Please note that as of October 2020, we now operate as Sight Scotland. Our former name, Royal Blind will appear in content, such as reports, produced before that date.

The mental health problems that arise from sight loss are too often sidelined, leaving people to cope with depression and anxiety on their own according to a major new study published today. Sight loss can have a significant emotional and psychological impact on people’s lives, with fear, isolation, loss of self-esteem and depression having an impact. 

Yet according to a new study by Royal Blind, Scottish War Blinded and the Mental Health Foundation Scotland, emotional support is rarely offered on diagnosis by statutory health services, leaving many people with sight loss to cope on their own. 

Picture of the front cover of the Emotional Support for Sight Loss report

Nearly 400 people with sight loss took part in the research which found that 85 per cent of those who took part had experienced challenges to their mental health as a result of their visual impairment. However, two thirds (63 per cent) indicated they had not been offered mental health support such as social prescribing, counselling or cognitive behavioural therapy (CBT) to help them manage their long-term condition. 

Royal Blind and Scottish War Blinded, who are sister charities, have joined forces with the Mental Health Foundation Scotland to publish the report “Emotional Support for Sight Loss.”  The charities have made a number of recommendations, including increasing the awareness of the mental health needs of people with sight loss in health and social care services and better signposting to support. 

Commenting on the publication of the report, Mark O’Donnell, Chief Executive of Royal Blind and Scottish War Blinded, said:  

“A diagnosis of a sight loss condition is a life-changing event, and for people who are born with visual impairment there can be a range of emotional impacts as they face barriers and stigma which still exist in our society.  

“Our research identifies a range of mental health challenges as a result of sight loss.  These include young people requiring counselling to help them manage anxiety linked to their visual impairment, people needing emotional support when their vision deteriorates further and veterans with sight loss experiencing chronic mental health challenges. The findings in the report also make it clear there isn’t enough awareness of the emotional impact of sight loss, or enough support for people with visual impairment for their mental wellbeing, and this needs to change.”  

Lee Knifton, Director, Mental Health Foundation Scotland, said: “Visual impairment is not just a physical condition, it can have a profound psychological impact and people should expect to receive emotional support when they need it. 

"People shouldn’t be left to cope with emotional distress on their own. Sight loss affects people in different ways – that’s why person-centred support is so important. One to one counselling, social prescribing and peer support groups can help people overcome their fears and anxieties and help them feel more in control of their lives. 

"If support is offered effectively at an early stage it can prevent anxiety and depression developing into severe, clinical conditions. That’s why today we’re calling for tailored, person-centred support to be offered upon diagnosis of sight loss and at different stages of a person’s support plan.” 

Dr Mhairi Thurston, Programme Leader for MSc Counselling at Abertay University said:

"I am delighted Royal Blind and Scottish War Blinded have conducted this valuable piece of research.
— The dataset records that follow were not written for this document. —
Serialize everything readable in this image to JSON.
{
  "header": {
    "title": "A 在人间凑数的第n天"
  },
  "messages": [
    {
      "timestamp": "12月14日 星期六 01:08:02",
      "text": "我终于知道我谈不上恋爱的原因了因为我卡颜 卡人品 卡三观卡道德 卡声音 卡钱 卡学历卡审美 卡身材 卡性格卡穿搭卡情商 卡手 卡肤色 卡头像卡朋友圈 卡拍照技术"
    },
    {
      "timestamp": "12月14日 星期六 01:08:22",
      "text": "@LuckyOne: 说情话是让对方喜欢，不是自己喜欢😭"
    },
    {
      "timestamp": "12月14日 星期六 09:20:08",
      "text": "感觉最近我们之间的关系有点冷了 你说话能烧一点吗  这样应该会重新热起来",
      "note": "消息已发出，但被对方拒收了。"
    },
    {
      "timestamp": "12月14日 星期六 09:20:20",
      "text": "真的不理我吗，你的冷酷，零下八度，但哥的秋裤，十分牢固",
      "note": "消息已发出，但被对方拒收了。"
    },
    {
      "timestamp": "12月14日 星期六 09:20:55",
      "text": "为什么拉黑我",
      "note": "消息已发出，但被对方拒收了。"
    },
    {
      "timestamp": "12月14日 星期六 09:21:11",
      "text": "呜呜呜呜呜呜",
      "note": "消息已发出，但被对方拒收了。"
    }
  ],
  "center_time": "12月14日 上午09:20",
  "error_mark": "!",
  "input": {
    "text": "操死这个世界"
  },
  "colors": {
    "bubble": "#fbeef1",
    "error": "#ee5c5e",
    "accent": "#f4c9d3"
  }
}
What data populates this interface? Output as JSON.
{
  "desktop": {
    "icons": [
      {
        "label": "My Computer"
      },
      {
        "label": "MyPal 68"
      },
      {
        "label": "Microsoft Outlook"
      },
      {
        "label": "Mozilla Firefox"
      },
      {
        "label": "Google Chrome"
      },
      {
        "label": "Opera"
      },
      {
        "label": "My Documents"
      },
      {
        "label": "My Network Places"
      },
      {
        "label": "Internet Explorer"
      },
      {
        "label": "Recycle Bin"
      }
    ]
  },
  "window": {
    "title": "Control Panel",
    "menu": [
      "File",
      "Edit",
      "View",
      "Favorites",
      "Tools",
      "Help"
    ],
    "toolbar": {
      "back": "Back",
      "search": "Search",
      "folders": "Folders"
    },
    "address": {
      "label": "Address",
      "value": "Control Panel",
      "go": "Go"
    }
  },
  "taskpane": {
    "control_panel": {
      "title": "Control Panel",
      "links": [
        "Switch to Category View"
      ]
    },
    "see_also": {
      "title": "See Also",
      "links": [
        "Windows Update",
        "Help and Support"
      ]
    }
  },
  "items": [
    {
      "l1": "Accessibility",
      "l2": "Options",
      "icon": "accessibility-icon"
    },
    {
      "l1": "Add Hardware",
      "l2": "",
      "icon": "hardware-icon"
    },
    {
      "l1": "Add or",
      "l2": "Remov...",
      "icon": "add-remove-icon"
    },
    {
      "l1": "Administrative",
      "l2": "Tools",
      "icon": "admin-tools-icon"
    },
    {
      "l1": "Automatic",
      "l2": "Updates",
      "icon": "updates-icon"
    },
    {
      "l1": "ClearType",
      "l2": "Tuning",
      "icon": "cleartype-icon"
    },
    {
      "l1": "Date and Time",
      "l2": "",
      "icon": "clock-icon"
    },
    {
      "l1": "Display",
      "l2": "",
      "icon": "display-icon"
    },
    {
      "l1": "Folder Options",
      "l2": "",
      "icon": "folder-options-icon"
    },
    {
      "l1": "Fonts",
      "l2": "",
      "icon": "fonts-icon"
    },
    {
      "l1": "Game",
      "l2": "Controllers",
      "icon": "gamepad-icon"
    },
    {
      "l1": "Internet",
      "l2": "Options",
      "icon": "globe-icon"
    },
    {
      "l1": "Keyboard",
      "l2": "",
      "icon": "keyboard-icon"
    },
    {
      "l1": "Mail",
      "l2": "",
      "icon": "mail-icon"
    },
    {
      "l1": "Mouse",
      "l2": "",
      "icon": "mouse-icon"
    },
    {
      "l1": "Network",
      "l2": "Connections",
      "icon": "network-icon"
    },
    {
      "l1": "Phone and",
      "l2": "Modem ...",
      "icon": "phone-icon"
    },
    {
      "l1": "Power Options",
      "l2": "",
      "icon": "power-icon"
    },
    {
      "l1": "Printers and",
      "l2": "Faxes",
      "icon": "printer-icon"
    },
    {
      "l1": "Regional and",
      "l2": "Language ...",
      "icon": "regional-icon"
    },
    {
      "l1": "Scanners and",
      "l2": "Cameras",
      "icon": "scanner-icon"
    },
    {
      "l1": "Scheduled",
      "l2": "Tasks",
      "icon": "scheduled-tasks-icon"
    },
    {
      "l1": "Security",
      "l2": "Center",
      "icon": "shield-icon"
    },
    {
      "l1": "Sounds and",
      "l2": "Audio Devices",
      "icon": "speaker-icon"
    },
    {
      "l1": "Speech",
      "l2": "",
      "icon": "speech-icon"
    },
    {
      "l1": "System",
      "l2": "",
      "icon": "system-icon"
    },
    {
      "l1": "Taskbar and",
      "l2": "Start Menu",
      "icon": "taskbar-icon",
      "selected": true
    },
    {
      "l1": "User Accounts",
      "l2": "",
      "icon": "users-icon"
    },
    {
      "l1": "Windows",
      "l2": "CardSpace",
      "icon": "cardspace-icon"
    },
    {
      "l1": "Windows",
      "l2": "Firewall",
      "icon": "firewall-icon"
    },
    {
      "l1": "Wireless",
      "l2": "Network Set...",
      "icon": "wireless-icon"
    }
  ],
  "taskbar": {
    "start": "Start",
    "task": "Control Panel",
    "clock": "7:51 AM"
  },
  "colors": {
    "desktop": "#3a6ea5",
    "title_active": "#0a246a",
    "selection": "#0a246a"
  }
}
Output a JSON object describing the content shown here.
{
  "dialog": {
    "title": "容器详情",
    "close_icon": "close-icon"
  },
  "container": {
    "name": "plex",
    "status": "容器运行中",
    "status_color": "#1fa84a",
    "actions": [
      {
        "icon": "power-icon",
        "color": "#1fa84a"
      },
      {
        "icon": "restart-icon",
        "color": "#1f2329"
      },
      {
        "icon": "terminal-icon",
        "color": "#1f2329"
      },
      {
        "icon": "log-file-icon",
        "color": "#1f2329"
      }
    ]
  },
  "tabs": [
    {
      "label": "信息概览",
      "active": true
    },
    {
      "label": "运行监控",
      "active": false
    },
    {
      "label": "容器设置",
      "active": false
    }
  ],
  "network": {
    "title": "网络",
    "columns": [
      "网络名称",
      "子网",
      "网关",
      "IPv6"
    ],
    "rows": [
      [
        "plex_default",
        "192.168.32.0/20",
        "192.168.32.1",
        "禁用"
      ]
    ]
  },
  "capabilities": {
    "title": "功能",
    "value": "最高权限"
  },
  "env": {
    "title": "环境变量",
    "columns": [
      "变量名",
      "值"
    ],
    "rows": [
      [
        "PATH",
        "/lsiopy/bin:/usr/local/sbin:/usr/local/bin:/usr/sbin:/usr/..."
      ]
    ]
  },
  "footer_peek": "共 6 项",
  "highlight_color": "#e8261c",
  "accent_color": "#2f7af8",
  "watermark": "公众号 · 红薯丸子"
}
It is clear that people with sight loss are still not getting the psychological support they so need and deserve.

“People with sight loss need different types of support at different points in their sight loss journey. I think there is still some work to be done around normalising psychological support in all its forms, especially for the older generation, who can sometimes view asking for help with mental health as a sign of weakness. I would love to see specialist counselling services become routinely available for all visually impaired people. Effective counselling can radically change lives for the better.”